I’ve been in love with designing furniture for 15 years now, but I’ve been holding back, afraid that it would never be able to reciprocate that love. I would get back together with this passion for a few months and then run away again, leaving my sketches to collect dust on my bookshelf and hiding my models under my bed. Sadly, this has been a fairly regular on-and-off occurrence for the past 15 years. Now, I see that this relationship is meant to be – it needs to be. We can’t pretend any longer.
Two years ago, I left my secure well-paid full-time Manhattan job and city life in seek of my true self. I had misplaced it (and misused it) in order to survive a hectic, stressful lifestyle in NYC. Until my body started warning me through its aches and pains and shortness of breath; and my mind just wasn’t keeping up like it used to; and my heart…well, that had been shut down for quite some time. Even with all of this, it was still not an easy change, but also not as hard as you may think when it was truly the right thing for me.

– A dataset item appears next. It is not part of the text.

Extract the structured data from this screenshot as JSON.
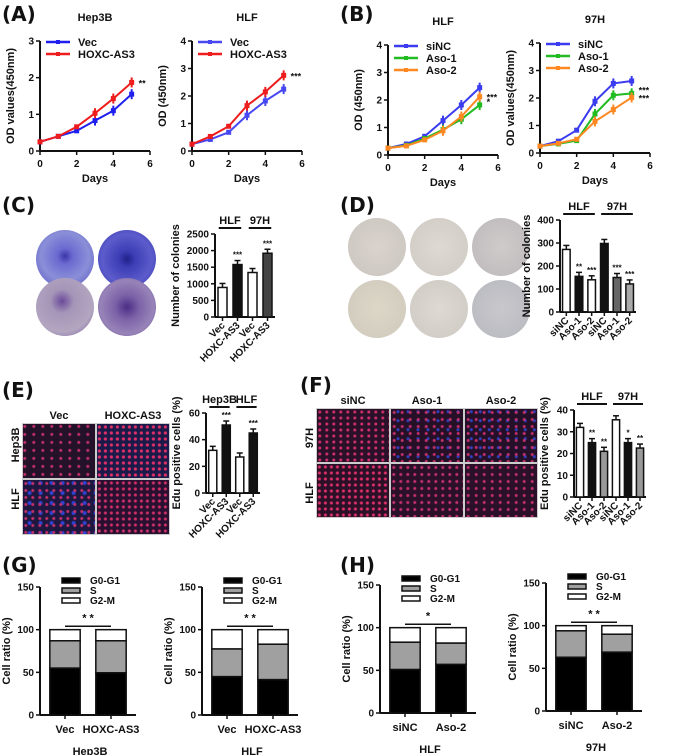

So these past 6 months of healing, exploring, self-loving have brought me back, once again, to my furniture design passion (not really shocking at all)…
Do you want to hear about how this passion came to be? Ok, I’ll tell you. My first piece was designed and built in my last year of college (talk about crappy timing to learn that I loved something else when I was already fully committed to Interior Design). The moment that I watched Tom (awesome shop guy) put that chunk of laminated plywood through the band saw, I was hooked (insert image of an old Looney Tunes cartoon where Bugs Bunny’s heart beats outside his chest). And that’s when I knew the bottom of my table would be exactly that – plywood – yet much bigger and heavier and all hand-carved by yours truly.
So that piece was magical to me. It was a challenging design, yet every piece fit together perfectly. Because I put my heart and soul into it! I spent countless hours sanding and grinding and mocking up and finishing each piece. And I had not enjoyed anything that much in a long time. I had discovered something huge inside myself that is still living in there to this day and man, is it ready to ply! Get it?
Now I am ready to share these pieces with the world and let others enjoy them in their homes. It was never my intention to hog them for myself, so I look forward to meeting the new owners of these beautiful handmade creations!